S-adenosyl-l-homocysteine hydrolase regulates aldosterone-induced Na+ transport

James D. Stockand, Nabil F. Al-Baldawi, Otor K. Al-Khalili, Roger T. Worrell, Douglas C. Eaton

Research output: Contribution to journalArticlepeer-review

29 Scopus citations


Aldosterone-induced Na+ reabsorption, in part, is regulated by a critical methyl esterification; however, the signal transduction pathway regulating this methylation remains unclear. The A6 cell line was used as a model epithelia to investigate regulation of aldosterone-induced Na+ transport by S-adenosyl-L-homocysteine hydrolase (SAHHase), the only enzyme in vertebrates known to catabolize S-adenosyl-L-homocysteine (SAH), an end product inhibitor of methyl esterification.
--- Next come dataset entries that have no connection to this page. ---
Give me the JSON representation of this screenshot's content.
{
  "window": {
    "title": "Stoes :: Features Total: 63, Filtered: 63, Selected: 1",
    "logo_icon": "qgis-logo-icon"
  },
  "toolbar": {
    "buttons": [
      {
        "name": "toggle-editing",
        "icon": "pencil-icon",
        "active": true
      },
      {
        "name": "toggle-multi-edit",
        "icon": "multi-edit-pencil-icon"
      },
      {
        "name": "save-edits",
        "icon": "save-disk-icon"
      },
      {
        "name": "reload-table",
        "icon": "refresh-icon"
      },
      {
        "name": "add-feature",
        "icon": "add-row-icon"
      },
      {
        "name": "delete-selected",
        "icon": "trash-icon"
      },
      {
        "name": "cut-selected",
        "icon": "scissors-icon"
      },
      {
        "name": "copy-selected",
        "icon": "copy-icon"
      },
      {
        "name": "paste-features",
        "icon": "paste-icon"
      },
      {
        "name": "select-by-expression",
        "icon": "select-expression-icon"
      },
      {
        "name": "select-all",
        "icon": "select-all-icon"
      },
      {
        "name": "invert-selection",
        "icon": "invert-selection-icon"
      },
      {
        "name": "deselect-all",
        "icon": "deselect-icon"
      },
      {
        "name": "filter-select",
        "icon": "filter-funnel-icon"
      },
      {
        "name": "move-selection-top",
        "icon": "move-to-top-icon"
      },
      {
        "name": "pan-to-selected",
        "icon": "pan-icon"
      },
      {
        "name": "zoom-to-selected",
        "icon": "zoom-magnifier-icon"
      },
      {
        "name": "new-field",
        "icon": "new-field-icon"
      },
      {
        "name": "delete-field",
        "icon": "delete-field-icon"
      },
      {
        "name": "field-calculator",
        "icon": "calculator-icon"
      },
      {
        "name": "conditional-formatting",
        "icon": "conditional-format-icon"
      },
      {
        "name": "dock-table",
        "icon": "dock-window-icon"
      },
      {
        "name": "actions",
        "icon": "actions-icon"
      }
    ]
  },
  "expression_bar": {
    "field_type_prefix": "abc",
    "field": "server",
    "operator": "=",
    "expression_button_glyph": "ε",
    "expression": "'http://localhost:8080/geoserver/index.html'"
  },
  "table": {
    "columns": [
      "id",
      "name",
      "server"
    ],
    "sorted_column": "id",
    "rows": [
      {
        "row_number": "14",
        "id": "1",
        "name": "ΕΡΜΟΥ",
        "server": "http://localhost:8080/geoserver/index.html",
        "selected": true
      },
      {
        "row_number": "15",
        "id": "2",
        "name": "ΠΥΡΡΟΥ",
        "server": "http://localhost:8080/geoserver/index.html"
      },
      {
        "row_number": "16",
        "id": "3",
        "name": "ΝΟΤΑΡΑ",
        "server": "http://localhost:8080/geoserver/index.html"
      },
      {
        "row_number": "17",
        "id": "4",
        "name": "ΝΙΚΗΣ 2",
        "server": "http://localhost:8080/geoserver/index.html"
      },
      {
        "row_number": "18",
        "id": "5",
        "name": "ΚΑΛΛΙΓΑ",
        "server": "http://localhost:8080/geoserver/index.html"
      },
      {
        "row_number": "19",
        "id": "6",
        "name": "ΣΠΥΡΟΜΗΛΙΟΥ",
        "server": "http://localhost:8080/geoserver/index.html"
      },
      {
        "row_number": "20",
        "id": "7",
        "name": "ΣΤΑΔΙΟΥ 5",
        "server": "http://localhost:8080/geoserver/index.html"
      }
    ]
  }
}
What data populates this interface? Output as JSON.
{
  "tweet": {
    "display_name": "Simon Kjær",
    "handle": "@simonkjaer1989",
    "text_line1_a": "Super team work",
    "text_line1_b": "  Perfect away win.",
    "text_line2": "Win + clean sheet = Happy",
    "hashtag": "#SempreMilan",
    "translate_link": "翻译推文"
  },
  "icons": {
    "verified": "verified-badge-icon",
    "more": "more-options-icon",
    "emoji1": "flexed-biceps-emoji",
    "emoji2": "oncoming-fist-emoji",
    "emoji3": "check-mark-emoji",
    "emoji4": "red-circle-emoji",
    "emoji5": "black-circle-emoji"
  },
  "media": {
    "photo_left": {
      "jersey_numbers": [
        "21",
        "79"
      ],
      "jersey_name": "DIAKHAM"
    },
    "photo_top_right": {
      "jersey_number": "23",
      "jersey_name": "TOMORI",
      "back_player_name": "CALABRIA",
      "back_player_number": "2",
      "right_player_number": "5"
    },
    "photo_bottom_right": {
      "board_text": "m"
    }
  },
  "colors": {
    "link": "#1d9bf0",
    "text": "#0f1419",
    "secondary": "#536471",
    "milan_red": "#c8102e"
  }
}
Sodium reabsorption was decreased within 2 h by 3-deazaadenosine, a competitive inhibitor of SAHHase, with a half inhibitory concentration between 40 and 50 μM. Aldosterone increased SAH catabolism by activating SAHHase. Increased SAH catabolism was associated with a concomitant increase in S-adenosylmethionine catabolism. Moreover, SAH decreased substrate methylation. Antisense oligonucleotide complementary to SAHHase mRNA decreased SAHHase activity and Na+ current by approximately 50%. Overexpression of SAHHase increased SAHHase activity and dependent substrate methyl esterification. Whereas basal Na+ current was not affected by overexpression of SAHHase, aldosterone-induced current in SAHHase- overexpressing cells was significantly potentiated. These results demonstrate that aldosterone induction of SAHHase activity is necessary for a concomitant relief of the methylation reaction from end product inhibition by SAH and the subsequent increase in Na+ reabsorption. Thus, regulation of SAHHase activity is a control point for aldosterone signal transduction, but SAHHase is not an aldosterone-induced protein.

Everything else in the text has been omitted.